# Algorithm for Computing the Arf Invariant of a Knot

According to "The knot book", by Colin Adams, two knots are pass equivalent if they are related by a finite sequence of pass-moves. Moreover every knot is pass-equivalent to either the unknot or the trefoil knot and these two knots are not pass-equivalent. We define Arf invariant of a knot to be 0 if the know is pass equivalent to unknot and to be 1 if it is pass equivalent to the trefoil knot.

Now here is my question: I am not interested to know how a knot is pass-equivalent to unknot or the trefoil knot. I just want to know if there is an easy algorithm for computing the Arf invariant of a knot based on its projection (for example, like the algorithm that we use to compute the linking number of links)?

Can we move along a knot and compute its Arf invariant by taking its crossings somehow into consideration (maybe by counting its positive and negative crossings)?

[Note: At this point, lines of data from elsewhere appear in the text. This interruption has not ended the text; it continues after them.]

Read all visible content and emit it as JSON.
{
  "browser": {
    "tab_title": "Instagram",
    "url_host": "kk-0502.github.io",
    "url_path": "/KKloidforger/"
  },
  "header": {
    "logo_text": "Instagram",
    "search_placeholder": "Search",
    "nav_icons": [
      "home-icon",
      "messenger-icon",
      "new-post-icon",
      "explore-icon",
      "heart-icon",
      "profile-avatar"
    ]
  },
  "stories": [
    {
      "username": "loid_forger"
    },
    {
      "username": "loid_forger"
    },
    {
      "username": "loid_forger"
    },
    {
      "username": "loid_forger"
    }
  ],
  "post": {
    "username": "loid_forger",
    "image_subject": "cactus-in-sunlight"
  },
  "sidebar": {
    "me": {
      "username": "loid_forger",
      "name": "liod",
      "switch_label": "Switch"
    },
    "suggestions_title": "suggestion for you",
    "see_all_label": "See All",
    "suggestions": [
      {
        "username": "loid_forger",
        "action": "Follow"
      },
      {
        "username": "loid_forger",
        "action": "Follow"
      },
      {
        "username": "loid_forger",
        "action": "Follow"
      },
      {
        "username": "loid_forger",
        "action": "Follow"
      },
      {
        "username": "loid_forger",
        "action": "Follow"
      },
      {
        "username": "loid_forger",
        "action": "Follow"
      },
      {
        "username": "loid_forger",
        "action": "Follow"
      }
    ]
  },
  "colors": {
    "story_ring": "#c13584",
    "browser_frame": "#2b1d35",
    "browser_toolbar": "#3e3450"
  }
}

• Why do you call it $\mathrm{Arf}$-invariant? Is it really the $\mathrm{Arf}$-invariant of a certain form? Then, maybe, you can compute the form? – Alex Degtyarev Mar 19 '15 at 7:39
• Alex, this is one of the standard definitions of Arf invariant for knots (see "The knot book", by Colin Adams or Arf invariant of a knot. – Hooman Mar 19 '15 at 8:14
• All I want to say is that this name should be for a reason. Try to search for a better definition elsewhere :) – Alex Degtyarev Mar 19 '15 at 8:34
• Alex: The Arf invariant of a knot is the usual Arf invariant of the quadratic form on the Z/2 homology of a Seifert surface, defined as the self-linking number of a curve representing the homology class. This is the same as the Seifert form. The associated bilinear form is just the intersection pairing, also determined by the Seifert form. Since there's an algorithm for finding a Seifert surface from a projection, there is an algorithm for finding the Arf invariant. I think the OP was looking for something more diagrammatic in nature. – Danny Ruberman Mar 19 '15 at 12:03

We'll use the property mentioned in the above link (there's a proof Kauffman's Formal Knot Theory, where this is cited as a folklore theorem) that for a standard smoothing $K_+, K_-, K_0$ of a crossing, where $K_0 = L_1 \cup L_2$ is a two-component link, we have $$\mathrm{Arf}(K_+) + \mathrm{Arf}(K_-) \equiv \mathrm{lk}(L_1, L_2) \mod{2}.$$
We can definitely compute the right-hand side by passing along the crossings of $K_0$, so all that remains is to choose crossings cleverly so that whichever one of $K_+, K_-$ is not our original knot is a bit simpler. (Alternately, if you're happy with an algorithm that's exponential-time in the number of crossings you could do some state-sum-style approach here.) This territory is a bit more well-known; I'd look at the more efficient algorithms for the Jones polynomial implemented by Bar-Natan in his Knot Theory package for Mathematica. Ultimately this should get you something that's 'crossing-polynomial', maybe even 'crossing-quadratic'.
This is too long for a comment, it's just an idea for this computation. Start with a Seifert surface $F \subset \Bbb R^3$ for the knot $K$. Up to isotopy, we can assume that $F$ projects regularly to the plane $\Bbb R^2 \subset \Bbb R^3$. Now, $F$ can be presented by bands attached to a disk. Up to pass-moves, we can unlink and unknot the bands of $F$, as these moves correspond to Reidemeister moves applied to the core graph of $F$ with its band decomposition. Now, the bands are trivial but can be twisted. By further pass-moves we can cancel any two full twists in any band, giving a new surface $F'$ such that any band has 0 or 1 full twists. So, the Arf invariant should be the total number of the full twists of $F'$ (mod 2). I don't have a proof now, it's just intuition, the motivation being that the pass-moves preserve the Arf invariant. By the way, this should imply that the Arf invariant is the total twisting of the bands of the original $F$ (mod 2).